Mir geht es darum, deutlich zu machen, dass ein ganzheitlicher Ansatz hin zu einer modernen IT-Wertschöpfung in effektiver Zusammenarbeit mit den Fachbereichen die IT-Wertschöpfung regelrecht entfesseln kann. Dafür braucht es gute Fähigkeit in der Business-Analyse, Exzellenz in der Entwicklung, Shift Left im Testing, Effizienz durch CI/CD, leistungsfähige Cloud Infrastruktur as Code und Predictive Maintenance im Betrieb. Ein solcher Ansatz liefert viel substanziellere Ergebnisse als jede kurzfristige Kostenoptimierung und dafür muss man in den Aufbau dieser Fähigkeiten investieren.

Im Kontext Ihrer Strategie zur Nutzung von Open Source betonen Sie die kulturelle Weiterentwicklung und die Herausforderungen der Regulatorik.

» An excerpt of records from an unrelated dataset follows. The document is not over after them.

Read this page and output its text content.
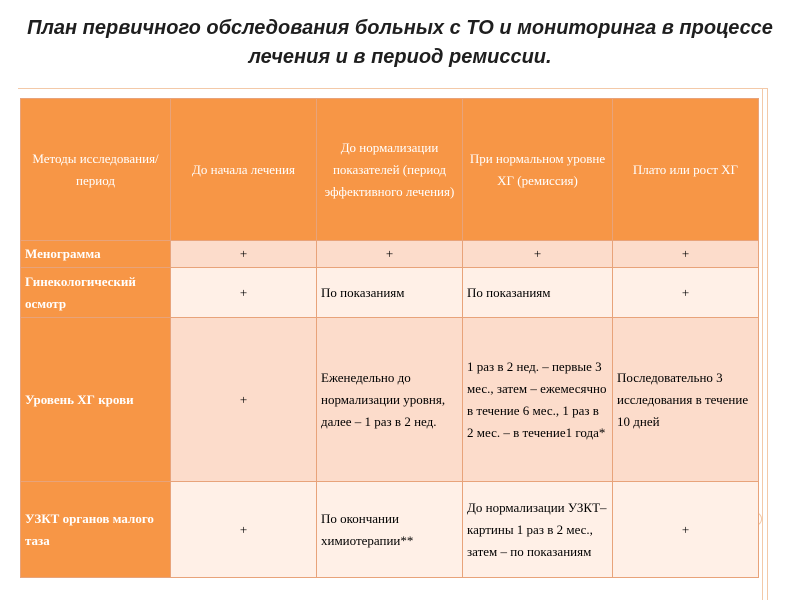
План первичного обследования больных с ТО и мониторинга в процессе лечения и в период ремиссии.
Методы исследования/период	До начала лечения	До нормализации показателей (период эффективного лечения)	При нормальном уровне ХГ (ремиссия)	Плато или рост ХГ
Менограмма	+	+	+	+
Гинекологический осмотр	+	По показаниям	По показаниям	+
Уровень ХГ крови	+	Еженедельно до нормализации уровня, далее – 1 раз в 2 нед.	1 раз в 2 нед. – первые 3 мес., затем – ежемесячно в течение 6 мес., 1 раз в 2 мес. – в течение1 года*	Последовательно 3 исследования в течение 10 дней
УЗКТ органов малого таза	+	По окончании химиотерапии**	До нормализации УЗКТ–картины 1 раз в 2 мес., затем – по показаниям	+
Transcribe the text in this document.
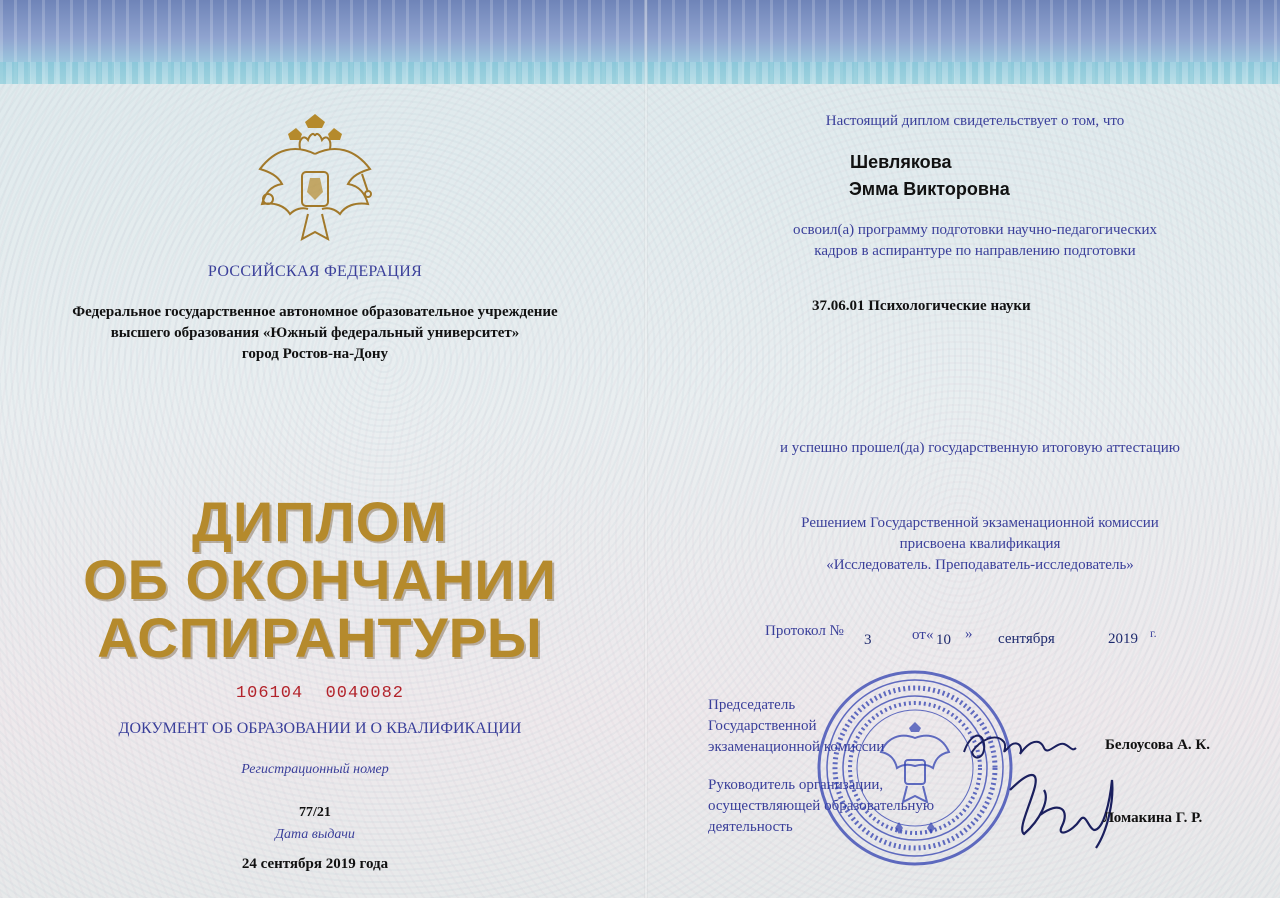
РОССИЙСКАЯ ФЕДЕРАЦИЯ
Федеральное государственное автономное образовательное учреждение
высшего образования «Южный федеральный университет»
город Ростов-на-Дону
ДИПЛОМ
ОБ ОКОНЧАНИИ
АСПИРАНТУРЫ
106104  0040082
ДОКУМЕНТ ОБ ОБРАЗОВАНИИ И О КВАЛИФИКАЦИИ
Регистрационный номер
77/21
Дата выдачи
24 сентября 2019 года
Настоящий диплом свидетельствует о том, что
Шевлякова
Эмма Викторовна
освоил(а) программу подготовки научно-педагогических
кадров в аспирантуре по направлению подготовки
37.06.01 Психологические науки
и успешно прошел(да) государственную итоговую аттестацию
Решением Государственной экзаменационной комиссии
присвоена квалификация
«Исследователь. Преподаватель-исследователь»
Протокол №
3	от « 10 » сентября	2019 г.
Председатель
Государственной
экзаменационной комиссии
Руководитель организации,
осуществляющей образовательную
деятельность
Белоусова А. К.
Ломакина Г. Р.
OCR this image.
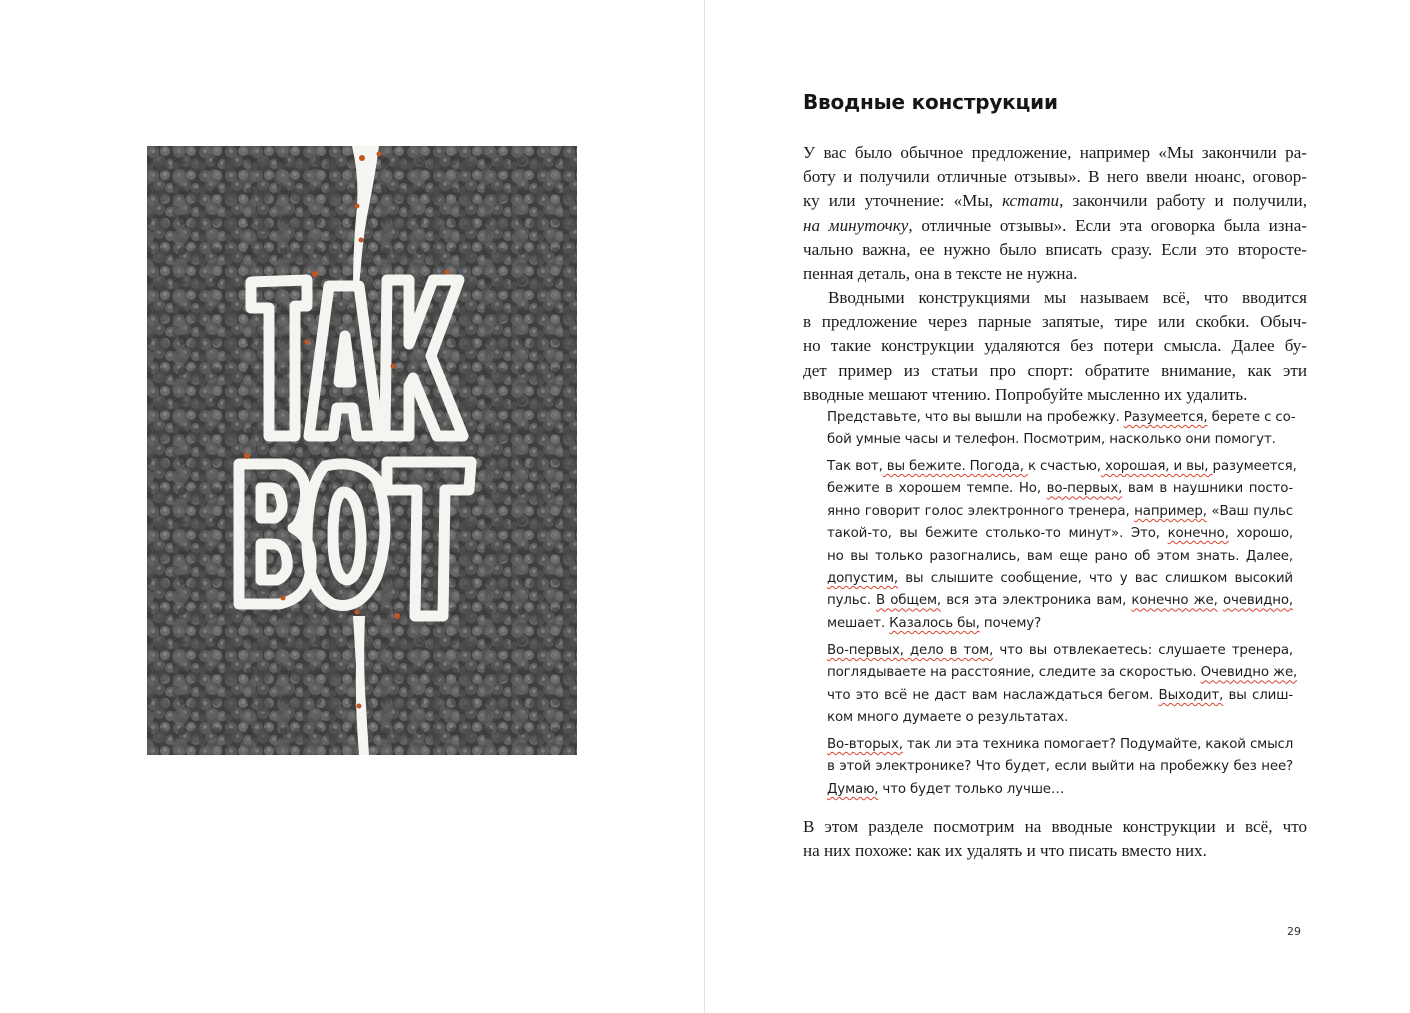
Вводные конструкции
У вас было обычное предложение, например «Мы закончили ра-
боту и получили отличные отзывы». В него ввели нюанс, оговор-
ку или уточнение: «Мы, кстати, закончили работу и получили,
на минуточку, отличные отзывы». Если эта оговорка была изна-
чально важна, ее нужно было вписать сразу. Если это второсте-
пенная деталь, она в тексте не нужна.
Вводными конструкциями мы называем всё, что вводится
в предложение через парные запятые, тире или скобки. Обыч-
но такие конструкции удаляются без потери смысла. Далее бу-
дет пример из статьи про спорт: обратите внимание, как эти
вводные мешают чтению. Попробуйте мысленно их удалить.
В этом разделе посмотрим на вводные конструкции и всё, что
на них похоже: как их удалять и что писать вместо них.
Представьте, что вы вышли на пробежку. Разумеется, берете с со-
бой умные часы и телефон. Посмотрим, насколько они помогут.
Так вот, вы бежите. Погода, к счастью, хорошая, и вы, разумеется,
бежите в хорошем темпе. Но, во-первых, вам в наушники посто-
янно говорит голос электронного тренера, например, «Ваш пульс
такой-то, вы бежите столько-то минут». Это, конечно, хорошо,
но вы только разогнались, вам еще рано об этом знать. Далее,
допустим, вы слышите сообщение, что у вас слишком высокий
пульс. В общем, вся эта электроника вам, конечно же, очевидно,
мешает. Казалось бы, почему?
Во-первых, дело в том, что вы отвлекаетесь: слушаете тренера,
поглядываете на расстояние, следите за скоростью. Очевидно же,
что это всё не даст вам наслаждаться бегом. Выходит, вы слиш-
ком много думаете о результатах.
Во-вторых, так ли эта техника помогает? Подумайте, какой смысл
в этой электронике? Что будет, если выйти на пробежку без нее?
Думаю, что будет только лучше…
29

Wie gelingt es Ihnen, in einem stark regulierten Umfeld wie der Versicherungsbranche, die Vorteile von Open Source zu nutzen, ohne regulatorische Risiken einzugehen?

Open Souce verstehe ich nicht nur als Lizenzmodell, sondern als Geisteshaltung, meinen Code firmenintern oder auch extern offen zu legen und Feedback dazu willkommen zu heißen. Das fängt beim Peer Programming an, bei dem man sich und sein Arbeitsergebnis gewissermaßen „entblößt“. Neben dem Vertrauen in eine respektvolle Feedbackkultur der Peers setzt es ein Verständnis dafür voraus, dass kollektive Intelligenz zu besseren Ergebnissen führt. Viele der Cloud-Technologien, wie Kubernetes und Red Hat OpenShift, sind Open Source. OpenShift nutzen wir als Abstraktionslayer auf AWS und Microsoft Azure, d.h. unsere Anwendungen in OpenShift Container können auf beiden Cloud-Plattformen laufen. Das ist wesentlicher Teil unsere Antwort auf die von der Finanzdienstleistungsaufsicht (BaFin) geforderte Exit-Strategie, also die Vermeidung einer zu harten Abhängigkeit von einem Cloud-Anbieter. OpenSource hilft uns folglich sogar, damit regulatorische Anforderungen zu erfüllen.


Wir freuen uns auf die Keynote „Automate Everything – Wie die Cloud-Migration das IT Operating Model grundlegend verändert“ von Jens Becker am ersten Tag des Messekongresses IT für Versicherungen, der am 26. und 27. November 2024 stattfindet.